New subsidy approach could level playing field between Medicare Advantage and fee-for-service

July 1st, 2016 / By Gretchen Mills

There is an interesting concept called per capita premium subsidy that was included in the MedPAC June 2016 report to Congress and the Republican white paper related to reforming healthcare.  The idea is that experts would set appropriate budget amounts for the value of Medicare parts A and B and provide that funding to Medicare beneficiaries, similar to the way Medicare Part D and Medicare Advantage work. The beneficiary then would have the option to select a coverage plan from amongst original Medicare, also called fee-for-service Medicare, available Medicare Advantage plans or available Medicare ACOs.  The beneficiary would pay any supplemental premium for the option they select when the cost for that option exceeds the budget amount provided through the federal subsidy.
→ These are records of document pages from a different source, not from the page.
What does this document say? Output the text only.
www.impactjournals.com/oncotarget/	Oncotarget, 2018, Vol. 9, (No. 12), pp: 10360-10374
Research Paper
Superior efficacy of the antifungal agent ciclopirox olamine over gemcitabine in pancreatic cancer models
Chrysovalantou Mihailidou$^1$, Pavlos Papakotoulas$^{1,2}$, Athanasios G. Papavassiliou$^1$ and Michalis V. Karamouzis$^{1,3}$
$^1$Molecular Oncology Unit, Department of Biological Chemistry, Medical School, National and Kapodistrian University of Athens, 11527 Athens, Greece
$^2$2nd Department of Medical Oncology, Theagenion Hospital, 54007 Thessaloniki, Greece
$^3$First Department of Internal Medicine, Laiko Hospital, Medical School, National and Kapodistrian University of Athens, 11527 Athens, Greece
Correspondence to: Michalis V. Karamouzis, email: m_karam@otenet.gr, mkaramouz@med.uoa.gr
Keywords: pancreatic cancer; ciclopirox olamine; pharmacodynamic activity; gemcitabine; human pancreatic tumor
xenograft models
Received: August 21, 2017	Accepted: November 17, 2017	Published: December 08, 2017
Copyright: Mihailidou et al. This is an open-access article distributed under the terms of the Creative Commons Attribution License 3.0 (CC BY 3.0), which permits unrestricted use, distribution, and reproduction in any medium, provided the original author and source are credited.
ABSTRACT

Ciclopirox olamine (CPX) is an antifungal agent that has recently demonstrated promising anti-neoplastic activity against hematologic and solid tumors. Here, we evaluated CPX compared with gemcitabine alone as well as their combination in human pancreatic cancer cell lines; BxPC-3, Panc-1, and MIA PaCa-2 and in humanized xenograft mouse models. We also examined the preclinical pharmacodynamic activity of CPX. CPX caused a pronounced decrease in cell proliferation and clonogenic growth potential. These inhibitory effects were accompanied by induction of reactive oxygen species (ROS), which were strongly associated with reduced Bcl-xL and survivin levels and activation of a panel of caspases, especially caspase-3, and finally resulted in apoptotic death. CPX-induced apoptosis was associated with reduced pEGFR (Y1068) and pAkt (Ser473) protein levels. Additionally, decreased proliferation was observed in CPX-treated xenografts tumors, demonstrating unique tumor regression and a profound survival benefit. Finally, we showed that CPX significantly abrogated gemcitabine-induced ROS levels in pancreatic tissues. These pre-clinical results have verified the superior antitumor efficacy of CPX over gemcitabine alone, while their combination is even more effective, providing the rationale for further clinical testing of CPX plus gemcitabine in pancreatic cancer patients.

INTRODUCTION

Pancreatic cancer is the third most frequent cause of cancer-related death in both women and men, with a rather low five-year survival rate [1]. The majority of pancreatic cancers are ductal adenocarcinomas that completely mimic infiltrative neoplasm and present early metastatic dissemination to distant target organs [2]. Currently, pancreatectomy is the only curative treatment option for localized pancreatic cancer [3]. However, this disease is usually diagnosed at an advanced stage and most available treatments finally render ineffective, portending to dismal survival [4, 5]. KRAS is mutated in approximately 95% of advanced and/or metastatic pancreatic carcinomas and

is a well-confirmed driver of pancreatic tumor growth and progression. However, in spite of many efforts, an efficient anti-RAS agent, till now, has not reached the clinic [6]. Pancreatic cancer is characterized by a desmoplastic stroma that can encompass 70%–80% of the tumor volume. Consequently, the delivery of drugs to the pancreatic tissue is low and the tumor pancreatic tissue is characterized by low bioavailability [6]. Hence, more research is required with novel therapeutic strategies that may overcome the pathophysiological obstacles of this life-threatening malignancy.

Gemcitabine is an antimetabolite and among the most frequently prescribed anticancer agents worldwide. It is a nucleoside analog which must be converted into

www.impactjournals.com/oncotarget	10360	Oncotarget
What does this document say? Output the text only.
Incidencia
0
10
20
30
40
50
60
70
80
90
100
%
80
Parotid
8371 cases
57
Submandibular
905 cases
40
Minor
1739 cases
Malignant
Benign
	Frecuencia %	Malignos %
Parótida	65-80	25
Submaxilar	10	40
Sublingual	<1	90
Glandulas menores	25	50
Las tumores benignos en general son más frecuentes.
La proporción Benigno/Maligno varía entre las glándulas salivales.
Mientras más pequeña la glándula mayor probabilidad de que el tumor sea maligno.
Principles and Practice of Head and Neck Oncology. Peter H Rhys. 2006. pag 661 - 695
This is actually a pretty dramatic shift from today’s world in which Medicare beneficiaries can opt to remain in original Medicare and receive the same benefit nationally with full access to all participating clinicians in the federal Medicare program, without regard to the relative cost of the Medicare benefits in their service area. This would change dramatically with the per capita subsidy approaches that are being kicked around in government policy circles.  For example, let’s say Mrs. Smith lives in New York City where the healthcare costs are higher than the national average and she has access to multiple Medicare Advantage plans and Medicare ACOs with costs that are lower than the fee-for-service Medicare option.  If she wants to stay in fee-for-service Medicare under the per capita subsidy approach, she likely would have to pay an additional monthly premium to remain in the fee-for-service program.  If she selected a lower cost option from amongst her Medicare Advantage and Medicare ACO options she likely would not pay additional premiums. 

The details related to how such an approach would be implemented are yet to be defined, and such dramatic changes to Medicare are often met with stiff resistance from lawmakers and beneficiaries.  But, stay tuned; due to our aging population, Medicare enrollment and Medicare cost increases will be on everyone’s budgetary concern list, regardless of the election outcome.

Thus, this type of approach will really level the playing field in terms of the financial advantages between original Medicare and other Medicare plan options. CMS has made it clear that they are trying to accelerate the adoption and enrollment of Medicare beneficiaries into value-based programs. By adopting a per capita premium subsidy approach, the lower cost and “value” of fee-for-service alternatives will become even more evident for Medicare beneficiaries.

Gretchen Mills is manager of market strategy for populations and payment solutions at 3M Health Information Systems.